DENVER >> A Denver man who claimed that eating marijuana-infused candy led him to kill his wife was sentenced today to 30 years in prison in a case that helped raise concerns about the potency of pot edibles.
Richard Kirk, 50, was charged in the April 2014 shooting of Kristine Kirk at their home. Moments before he shot her in the head, Kristine Kirk told a 911 dispatcher her husband was hallucinating and was getting a gun after eating pot candy.
Kirk initially pleaded not guilty to first-degree murder but right before he was about to go on trial in 2015, he changed his plea to not guilty by reason of insanity, claiming that he was intoxicated with THC, marijuana’s psychoactive ingredient.

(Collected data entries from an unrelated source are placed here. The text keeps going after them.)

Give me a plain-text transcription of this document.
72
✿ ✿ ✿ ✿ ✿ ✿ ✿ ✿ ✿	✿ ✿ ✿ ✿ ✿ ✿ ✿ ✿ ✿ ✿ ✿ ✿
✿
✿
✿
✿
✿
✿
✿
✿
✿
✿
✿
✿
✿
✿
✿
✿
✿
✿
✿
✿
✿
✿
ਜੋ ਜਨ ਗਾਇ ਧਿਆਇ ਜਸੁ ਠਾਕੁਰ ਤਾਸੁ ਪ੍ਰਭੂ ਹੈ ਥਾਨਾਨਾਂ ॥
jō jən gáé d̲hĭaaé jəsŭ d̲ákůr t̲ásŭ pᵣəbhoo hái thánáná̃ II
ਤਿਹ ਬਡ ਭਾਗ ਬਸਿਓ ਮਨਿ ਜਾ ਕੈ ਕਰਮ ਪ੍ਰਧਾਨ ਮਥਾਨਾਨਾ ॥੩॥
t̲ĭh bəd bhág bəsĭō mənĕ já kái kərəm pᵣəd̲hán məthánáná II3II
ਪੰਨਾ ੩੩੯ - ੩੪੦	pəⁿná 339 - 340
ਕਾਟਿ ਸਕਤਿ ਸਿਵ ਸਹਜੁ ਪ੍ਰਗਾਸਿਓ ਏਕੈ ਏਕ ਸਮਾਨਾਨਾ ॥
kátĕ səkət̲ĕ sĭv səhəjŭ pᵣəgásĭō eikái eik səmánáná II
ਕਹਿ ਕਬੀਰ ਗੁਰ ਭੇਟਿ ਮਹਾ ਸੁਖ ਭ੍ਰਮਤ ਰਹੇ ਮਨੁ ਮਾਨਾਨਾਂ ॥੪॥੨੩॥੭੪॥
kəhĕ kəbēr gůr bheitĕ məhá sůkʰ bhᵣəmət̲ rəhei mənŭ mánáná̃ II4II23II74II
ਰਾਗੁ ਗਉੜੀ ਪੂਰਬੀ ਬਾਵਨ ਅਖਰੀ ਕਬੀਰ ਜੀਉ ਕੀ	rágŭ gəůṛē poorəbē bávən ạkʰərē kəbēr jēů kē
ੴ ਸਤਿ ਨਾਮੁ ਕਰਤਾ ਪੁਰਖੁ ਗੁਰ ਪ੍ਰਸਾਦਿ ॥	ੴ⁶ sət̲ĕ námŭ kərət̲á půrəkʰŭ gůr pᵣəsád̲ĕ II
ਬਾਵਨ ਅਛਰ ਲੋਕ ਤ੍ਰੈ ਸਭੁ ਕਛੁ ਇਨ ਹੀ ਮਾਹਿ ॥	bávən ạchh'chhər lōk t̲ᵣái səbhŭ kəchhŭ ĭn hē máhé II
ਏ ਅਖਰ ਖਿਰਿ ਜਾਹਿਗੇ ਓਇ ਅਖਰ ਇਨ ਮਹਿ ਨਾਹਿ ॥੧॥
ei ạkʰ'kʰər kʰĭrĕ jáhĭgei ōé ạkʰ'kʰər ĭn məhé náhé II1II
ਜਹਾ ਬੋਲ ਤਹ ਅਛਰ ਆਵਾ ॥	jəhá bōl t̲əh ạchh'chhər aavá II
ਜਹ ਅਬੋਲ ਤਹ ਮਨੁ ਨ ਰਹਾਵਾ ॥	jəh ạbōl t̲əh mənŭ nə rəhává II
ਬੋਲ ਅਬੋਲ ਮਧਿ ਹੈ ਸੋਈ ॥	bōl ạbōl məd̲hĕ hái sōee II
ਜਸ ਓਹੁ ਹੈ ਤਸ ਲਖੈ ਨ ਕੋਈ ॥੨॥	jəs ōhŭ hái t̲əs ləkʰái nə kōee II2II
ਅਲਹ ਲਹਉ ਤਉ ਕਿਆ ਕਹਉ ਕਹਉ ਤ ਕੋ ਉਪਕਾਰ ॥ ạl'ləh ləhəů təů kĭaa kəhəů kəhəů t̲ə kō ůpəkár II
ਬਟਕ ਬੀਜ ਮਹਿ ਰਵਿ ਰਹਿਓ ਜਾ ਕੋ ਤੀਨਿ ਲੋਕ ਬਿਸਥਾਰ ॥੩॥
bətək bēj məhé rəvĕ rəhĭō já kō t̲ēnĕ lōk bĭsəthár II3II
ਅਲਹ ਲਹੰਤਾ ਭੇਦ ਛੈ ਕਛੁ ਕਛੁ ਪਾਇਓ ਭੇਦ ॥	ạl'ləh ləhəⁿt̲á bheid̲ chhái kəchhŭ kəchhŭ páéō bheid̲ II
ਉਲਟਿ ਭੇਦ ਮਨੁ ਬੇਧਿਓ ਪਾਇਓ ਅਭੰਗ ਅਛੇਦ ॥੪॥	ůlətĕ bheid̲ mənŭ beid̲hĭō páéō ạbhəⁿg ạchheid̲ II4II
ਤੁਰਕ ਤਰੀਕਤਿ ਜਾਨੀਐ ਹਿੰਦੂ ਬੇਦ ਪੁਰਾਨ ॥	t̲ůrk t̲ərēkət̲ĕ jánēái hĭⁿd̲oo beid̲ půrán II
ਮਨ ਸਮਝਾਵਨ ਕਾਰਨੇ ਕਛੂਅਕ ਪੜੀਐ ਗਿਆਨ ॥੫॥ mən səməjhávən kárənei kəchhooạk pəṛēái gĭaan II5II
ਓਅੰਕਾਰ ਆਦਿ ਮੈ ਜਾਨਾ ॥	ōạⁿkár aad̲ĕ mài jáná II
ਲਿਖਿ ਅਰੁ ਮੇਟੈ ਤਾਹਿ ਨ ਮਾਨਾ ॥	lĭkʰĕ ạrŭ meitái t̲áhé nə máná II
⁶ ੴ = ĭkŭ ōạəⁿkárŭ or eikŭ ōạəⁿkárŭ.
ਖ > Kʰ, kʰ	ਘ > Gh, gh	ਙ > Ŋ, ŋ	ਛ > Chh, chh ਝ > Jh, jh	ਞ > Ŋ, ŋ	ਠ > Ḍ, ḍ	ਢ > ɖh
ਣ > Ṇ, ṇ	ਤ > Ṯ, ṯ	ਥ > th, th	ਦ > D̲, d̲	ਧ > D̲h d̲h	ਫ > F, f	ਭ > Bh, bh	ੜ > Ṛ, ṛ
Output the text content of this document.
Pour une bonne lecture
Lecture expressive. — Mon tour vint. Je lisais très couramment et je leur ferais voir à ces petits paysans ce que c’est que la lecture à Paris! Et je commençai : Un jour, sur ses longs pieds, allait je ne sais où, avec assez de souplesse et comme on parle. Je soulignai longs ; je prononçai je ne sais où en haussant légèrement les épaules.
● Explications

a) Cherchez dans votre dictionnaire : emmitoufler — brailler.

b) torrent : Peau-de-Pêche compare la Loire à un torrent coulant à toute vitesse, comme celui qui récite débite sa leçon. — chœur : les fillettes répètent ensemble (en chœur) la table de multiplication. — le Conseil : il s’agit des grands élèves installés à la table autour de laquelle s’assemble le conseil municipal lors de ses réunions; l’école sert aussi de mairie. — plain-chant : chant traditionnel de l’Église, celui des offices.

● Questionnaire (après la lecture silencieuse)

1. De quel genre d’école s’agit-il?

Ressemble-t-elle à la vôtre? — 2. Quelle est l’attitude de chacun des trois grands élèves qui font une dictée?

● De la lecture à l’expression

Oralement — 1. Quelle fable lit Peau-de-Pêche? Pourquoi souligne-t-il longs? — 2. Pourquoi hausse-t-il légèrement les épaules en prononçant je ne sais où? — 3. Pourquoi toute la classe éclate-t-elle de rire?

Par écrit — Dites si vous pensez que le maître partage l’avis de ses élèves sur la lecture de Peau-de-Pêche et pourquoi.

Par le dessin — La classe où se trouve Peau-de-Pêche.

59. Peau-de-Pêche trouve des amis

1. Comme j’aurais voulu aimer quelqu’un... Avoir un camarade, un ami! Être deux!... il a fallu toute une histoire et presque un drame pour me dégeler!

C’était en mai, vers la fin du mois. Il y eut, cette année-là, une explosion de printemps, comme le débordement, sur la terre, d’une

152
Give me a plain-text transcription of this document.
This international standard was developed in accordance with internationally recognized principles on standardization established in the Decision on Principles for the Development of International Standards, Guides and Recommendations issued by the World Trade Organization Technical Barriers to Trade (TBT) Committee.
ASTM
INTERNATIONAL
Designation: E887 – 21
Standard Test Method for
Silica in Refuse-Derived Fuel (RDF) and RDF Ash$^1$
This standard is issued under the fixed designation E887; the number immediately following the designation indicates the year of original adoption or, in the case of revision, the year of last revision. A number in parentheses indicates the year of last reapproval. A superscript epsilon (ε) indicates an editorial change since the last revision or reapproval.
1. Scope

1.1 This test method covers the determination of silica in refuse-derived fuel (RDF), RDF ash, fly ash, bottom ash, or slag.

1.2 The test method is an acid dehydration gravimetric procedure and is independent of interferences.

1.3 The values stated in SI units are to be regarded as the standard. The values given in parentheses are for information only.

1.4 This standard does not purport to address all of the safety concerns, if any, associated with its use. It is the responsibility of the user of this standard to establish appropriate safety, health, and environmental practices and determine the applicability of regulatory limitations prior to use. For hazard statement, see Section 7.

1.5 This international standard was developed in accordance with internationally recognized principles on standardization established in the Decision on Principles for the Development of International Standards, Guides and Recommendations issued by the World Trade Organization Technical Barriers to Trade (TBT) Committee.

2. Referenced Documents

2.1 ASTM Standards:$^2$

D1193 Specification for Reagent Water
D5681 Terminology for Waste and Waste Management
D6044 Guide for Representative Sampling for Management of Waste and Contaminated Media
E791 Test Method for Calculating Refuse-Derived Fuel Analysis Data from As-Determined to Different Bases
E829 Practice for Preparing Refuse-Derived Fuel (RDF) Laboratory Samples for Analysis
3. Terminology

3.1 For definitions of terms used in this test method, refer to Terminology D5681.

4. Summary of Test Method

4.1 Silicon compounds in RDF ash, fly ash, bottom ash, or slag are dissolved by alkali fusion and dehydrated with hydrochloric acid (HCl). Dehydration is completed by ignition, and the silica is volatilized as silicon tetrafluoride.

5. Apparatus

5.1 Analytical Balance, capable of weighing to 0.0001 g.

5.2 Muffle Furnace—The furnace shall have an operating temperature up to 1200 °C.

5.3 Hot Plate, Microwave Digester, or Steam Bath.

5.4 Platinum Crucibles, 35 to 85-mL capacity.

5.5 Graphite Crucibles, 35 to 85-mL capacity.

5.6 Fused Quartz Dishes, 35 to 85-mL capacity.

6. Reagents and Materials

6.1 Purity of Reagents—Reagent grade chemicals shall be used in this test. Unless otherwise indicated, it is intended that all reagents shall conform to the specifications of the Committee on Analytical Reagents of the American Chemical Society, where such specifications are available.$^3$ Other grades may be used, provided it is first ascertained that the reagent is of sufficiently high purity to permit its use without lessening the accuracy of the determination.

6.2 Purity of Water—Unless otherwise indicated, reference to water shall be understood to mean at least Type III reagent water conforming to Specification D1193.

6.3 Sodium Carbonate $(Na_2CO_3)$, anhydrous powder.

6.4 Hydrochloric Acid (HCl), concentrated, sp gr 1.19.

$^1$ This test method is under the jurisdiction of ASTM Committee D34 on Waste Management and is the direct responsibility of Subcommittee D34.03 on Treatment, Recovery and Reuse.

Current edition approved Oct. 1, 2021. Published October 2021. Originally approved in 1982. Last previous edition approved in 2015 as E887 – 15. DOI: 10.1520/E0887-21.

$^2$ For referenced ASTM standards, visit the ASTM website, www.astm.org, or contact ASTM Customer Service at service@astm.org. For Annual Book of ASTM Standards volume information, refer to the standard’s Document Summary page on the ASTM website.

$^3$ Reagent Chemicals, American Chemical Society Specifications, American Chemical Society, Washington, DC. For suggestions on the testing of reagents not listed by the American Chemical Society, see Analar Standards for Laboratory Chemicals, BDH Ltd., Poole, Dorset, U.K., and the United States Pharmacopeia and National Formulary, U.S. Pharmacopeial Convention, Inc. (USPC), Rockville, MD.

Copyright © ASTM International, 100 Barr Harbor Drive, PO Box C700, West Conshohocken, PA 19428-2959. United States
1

In February, he agreed to plead guilty to second-degree murder in a deal with prosecutors, avoiding a potential life sentence that could have come with a conviction on the more serious charge.
His lawyers still sought lenience on the grounds that he had consumed THC to relieve back pain and it had severely impaired his judgment. Denver District Judge Martin Egelhoff did not address that argument Friday in sentencing Kirk to the high end of the 25- to 30-year range set out in his plea agreement.
Authorities have said low levels of THC were found in Kirk’s blood, and a partially eaten piece of marijuana candy was found in the house. But they have not said what role, if any, they thought pot played in the shooting.
According to investigators, the couple had escalating marital and financial problems, and Kristine Kirk had told a friend she was afraid of her husband because they had been fighting so much.
Kristine Kirk told dispatchers that her husband was acting more drunk than violent, crawling through a bedroom window and cutting his legs on broken glass. But prosecutors said he had the wherewithal to remember the code to a locked gun safe and press the weapon to his wife’s head.
District Attorney Beth McCann has said that plea deal was reached because the family wanted to avoid a trial given the emotional toll they have already suffered. Under the plea deal, Kirk also allowed his wife’s parents, Marti and Wayne Kohnke, to adopt the couple’s three children.
Last year, the Kohnkes sued two marijuana businesses that sold candy to Richard Kirk, saying they failed to warn him about its potency and possible side effects.
In response to the Kirk case and the death of a Wyoming college student who jumped from a hotel balcony after eating a potent marijuana cookie, Colorado lawmakers tightened regulations on marijuana snacks that became popular after the state legalized recreational marijuana stores. The state also now has stricter limits on how much marijuana they can contain and tougher labeling requirements.